Related: Why Black Widow Never Told The Avengers About Her Family

To portray a younger Alexei and Melina, however, Black Widow opted to digitally de-age actors David Harbour and Rachel Weisz to play younger versions of themselves. It's unclear what exact technology was used, but Marvel once again worked with effects house Lola VFX, which has become a leading VFX workshop in the area of digital de-aging. The Marvel-Lola partnership has become the studio's go-to for any scenes that require de-aging; Lola also provided the de-aging of Robert Downey Jr. in Civil War as well as Michael Douglas in Ant-Man. One of the reasons Marvel's digital de-aging almost always looks so good is due to the specific technique Lola uses to achieve that effect.

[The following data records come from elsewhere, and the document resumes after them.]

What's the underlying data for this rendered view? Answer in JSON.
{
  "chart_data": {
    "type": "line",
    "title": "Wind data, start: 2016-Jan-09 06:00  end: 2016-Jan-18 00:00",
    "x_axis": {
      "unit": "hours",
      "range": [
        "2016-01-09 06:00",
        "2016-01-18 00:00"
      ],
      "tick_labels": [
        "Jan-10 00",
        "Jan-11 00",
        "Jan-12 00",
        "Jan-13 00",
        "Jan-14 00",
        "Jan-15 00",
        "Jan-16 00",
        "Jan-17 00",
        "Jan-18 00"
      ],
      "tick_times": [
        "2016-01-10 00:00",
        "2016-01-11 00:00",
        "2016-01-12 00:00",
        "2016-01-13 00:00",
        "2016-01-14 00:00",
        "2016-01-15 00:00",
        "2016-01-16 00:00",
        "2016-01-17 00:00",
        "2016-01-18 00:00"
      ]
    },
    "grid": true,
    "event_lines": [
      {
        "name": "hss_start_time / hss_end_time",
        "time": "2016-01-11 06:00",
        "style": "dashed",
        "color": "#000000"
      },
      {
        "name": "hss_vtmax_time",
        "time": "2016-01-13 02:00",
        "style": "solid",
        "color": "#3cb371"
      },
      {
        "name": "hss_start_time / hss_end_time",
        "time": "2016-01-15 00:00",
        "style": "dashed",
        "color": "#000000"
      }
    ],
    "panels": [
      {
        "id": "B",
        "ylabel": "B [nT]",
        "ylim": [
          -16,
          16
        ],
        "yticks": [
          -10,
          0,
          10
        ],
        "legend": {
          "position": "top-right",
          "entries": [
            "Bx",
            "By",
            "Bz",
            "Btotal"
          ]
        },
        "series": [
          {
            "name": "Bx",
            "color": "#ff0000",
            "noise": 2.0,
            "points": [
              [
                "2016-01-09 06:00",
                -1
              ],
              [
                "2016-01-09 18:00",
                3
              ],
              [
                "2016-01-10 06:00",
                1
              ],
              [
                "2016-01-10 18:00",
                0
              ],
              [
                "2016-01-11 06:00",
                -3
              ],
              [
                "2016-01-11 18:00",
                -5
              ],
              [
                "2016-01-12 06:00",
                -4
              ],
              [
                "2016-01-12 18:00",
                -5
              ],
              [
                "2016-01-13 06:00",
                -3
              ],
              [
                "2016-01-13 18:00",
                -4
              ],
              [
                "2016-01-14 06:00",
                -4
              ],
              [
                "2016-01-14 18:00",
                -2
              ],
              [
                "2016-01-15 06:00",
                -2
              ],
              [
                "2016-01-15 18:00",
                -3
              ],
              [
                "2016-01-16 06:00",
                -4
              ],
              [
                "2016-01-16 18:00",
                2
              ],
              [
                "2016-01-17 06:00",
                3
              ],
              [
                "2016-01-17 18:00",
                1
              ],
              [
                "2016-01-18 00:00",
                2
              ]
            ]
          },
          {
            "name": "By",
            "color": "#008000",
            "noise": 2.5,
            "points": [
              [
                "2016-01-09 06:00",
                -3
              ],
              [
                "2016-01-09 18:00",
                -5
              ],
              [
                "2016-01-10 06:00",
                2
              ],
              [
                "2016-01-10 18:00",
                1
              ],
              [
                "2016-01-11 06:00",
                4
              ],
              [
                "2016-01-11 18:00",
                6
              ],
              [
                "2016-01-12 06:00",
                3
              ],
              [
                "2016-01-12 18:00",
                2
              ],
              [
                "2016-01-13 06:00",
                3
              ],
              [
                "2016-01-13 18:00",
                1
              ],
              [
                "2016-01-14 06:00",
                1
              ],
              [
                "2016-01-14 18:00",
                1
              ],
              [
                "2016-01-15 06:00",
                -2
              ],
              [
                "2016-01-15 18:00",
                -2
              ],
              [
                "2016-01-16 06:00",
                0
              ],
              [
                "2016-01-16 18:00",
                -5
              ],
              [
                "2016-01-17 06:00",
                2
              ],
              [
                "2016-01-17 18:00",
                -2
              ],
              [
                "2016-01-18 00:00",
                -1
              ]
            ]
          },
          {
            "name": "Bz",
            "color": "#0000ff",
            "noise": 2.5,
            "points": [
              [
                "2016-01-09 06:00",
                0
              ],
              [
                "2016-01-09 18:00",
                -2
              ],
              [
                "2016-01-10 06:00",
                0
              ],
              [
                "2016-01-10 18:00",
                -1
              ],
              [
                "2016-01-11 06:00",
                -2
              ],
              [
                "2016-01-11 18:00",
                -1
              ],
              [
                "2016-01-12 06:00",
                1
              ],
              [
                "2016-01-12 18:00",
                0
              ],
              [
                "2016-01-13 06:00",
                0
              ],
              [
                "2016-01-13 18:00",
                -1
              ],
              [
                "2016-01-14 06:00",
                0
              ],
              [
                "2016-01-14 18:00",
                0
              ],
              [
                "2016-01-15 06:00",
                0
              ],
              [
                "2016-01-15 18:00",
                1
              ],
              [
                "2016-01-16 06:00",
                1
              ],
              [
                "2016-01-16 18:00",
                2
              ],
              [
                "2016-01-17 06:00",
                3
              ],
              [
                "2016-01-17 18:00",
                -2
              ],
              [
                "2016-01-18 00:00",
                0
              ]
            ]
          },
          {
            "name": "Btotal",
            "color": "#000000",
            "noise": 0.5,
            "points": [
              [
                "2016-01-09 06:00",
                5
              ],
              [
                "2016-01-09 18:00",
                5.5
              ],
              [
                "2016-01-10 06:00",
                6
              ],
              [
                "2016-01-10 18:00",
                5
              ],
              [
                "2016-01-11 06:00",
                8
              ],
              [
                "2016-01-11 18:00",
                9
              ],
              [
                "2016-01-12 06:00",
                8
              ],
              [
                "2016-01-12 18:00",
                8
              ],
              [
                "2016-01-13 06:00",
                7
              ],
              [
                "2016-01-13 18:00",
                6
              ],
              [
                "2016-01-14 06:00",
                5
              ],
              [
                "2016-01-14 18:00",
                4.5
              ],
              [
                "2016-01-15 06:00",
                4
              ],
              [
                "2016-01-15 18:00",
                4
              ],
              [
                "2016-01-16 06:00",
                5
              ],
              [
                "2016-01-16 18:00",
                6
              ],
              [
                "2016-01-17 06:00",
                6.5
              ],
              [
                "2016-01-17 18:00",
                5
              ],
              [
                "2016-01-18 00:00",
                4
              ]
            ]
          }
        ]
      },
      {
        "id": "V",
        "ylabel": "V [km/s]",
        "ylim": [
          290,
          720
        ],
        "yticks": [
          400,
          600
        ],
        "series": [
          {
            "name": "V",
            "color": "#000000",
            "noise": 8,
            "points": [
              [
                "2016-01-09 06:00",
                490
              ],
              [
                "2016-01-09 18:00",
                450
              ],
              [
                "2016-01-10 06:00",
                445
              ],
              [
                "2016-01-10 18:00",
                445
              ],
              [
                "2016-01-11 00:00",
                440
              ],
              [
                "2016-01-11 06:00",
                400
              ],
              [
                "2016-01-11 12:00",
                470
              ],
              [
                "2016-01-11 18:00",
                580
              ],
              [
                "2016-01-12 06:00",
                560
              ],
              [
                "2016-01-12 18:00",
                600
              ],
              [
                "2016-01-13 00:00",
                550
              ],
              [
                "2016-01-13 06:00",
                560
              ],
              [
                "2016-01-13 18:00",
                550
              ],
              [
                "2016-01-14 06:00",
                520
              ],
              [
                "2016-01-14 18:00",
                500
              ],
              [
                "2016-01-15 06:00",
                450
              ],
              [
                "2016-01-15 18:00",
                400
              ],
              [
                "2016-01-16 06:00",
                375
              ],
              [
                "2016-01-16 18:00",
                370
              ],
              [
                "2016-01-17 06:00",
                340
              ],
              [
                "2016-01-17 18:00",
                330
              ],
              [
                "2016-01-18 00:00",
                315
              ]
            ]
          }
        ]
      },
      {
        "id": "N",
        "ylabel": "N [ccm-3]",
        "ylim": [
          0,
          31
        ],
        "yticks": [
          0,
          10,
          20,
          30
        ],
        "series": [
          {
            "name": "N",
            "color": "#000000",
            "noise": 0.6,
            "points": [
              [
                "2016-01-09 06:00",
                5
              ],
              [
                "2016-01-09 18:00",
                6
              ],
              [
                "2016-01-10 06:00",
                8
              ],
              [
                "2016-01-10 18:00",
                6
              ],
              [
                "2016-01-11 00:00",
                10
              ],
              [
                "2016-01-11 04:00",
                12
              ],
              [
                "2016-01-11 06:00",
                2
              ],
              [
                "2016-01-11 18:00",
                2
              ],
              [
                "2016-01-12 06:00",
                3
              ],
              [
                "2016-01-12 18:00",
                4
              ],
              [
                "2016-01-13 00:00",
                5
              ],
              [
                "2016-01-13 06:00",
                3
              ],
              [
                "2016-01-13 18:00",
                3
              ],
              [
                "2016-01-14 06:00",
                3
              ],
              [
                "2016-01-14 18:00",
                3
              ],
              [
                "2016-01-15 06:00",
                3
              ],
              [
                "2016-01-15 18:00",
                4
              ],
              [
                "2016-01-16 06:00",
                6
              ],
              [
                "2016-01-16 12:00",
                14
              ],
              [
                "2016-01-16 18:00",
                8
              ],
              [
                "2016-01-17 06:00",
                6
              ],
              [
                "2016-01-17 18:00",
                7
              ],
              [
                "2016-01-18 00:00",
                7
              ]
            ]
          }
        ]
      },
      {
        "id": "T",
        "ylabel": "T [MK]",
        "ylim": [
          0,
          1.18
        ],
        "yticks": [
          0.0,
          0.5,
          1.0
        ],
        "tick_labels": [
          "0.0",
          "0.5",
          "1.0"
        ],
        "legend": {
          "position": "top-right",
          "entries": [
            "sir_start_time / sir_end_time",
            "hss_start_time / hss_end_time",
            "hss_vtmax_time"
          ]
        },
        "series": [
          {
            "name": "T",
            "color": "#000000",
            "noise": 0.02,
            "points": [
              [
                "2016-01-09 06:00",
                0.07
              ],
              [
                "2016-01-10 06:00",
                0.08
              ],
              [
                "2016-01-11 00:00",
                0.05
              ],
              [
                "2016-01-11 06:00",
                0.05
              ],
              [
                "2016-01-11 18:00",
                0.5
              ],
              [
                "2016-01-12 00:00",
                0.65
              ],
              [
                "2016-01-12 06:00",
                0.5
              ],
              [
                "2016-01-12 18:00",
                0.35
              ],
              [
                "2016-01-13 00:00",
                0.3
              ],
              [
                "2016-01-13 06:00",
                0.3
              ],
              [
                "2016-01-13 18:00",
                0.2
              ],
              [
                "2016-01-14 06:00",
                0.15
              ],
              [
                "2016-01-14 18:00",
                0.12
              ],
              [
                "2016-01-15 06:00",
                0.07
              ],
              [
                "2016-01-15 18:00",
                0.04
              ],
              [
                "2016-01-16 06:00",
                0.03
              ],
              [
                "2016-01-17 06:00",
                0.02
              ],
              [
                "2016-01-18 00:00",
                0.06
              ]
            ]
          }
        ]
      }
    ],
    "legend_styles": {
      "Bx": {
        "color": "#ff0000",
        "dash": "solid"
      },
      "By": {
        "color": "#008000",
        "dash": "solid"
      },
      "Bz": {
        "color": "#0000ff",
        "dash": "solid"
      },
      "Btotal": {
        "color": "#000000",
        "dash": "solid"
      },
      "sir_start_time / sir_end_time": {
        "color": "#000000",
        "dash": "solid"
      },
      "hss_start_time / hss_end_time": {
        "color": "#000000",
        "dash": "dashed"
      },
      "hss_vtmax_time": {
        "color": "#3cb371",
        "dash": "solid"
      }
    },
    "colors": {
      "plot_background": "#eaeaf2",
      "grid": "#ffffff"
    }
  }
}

Natasha with a gun on Alexei in Black Widow

With RDJ in Civil War, and so, it can be assumed, the same with Harbour and Weisz in Black Widow, the key is that Downey Jr. performed the scenes himself, then Lola went in and de-aged him, adding a layer on top of his performance. With that method, it allows Lola to maintain the small tics and nuances of the actor's performance. It results in a much more natural and human look than one that is entirely digitally created, or when a different actor gives a performance and then is composited together with a digital creation of the real actor. An example of that latter approach can be found in The Mandalorian season 2 when a digitally de-aged creation of Mark Hamill as Luke Skywalker drew criticism for his mouth not syncing up with the dialogue and appearing so inhuman; body double Max Lloyd Jones provided the body and face double while Hamill provided the voice.

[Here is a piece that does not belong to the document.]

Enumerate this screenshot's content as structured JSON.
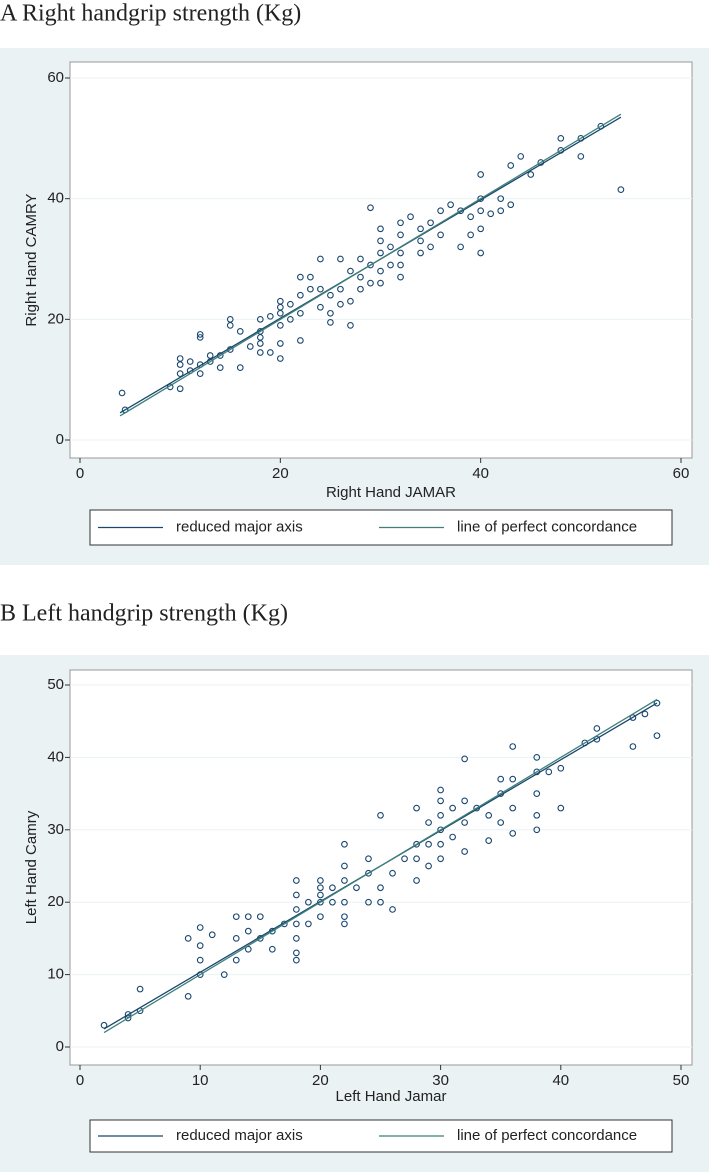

In the Black Widow flashback sequence, however, Rachel Weisz and David Harbor look so natural that it's genuinely hard to tell if the de-aging was achieved through digital VFX or clever makeup. The scene is proof that Disney, and especially Marvel, is getting better and better at the de-aging technique. Harbour and Weisz were clearly younger, but there was little of the fake digitized overlay that often accompanies de-aged characters, creating the same sense of the uncanny valley that the Mandalorian attempt and others have evoked. With the multiverse of madness having arrived in the MCU Phase 4, it will be interesting to see if it offers up more opportunities for Marvel and Lola VFX to push the de-aging boundaries even further than they have before.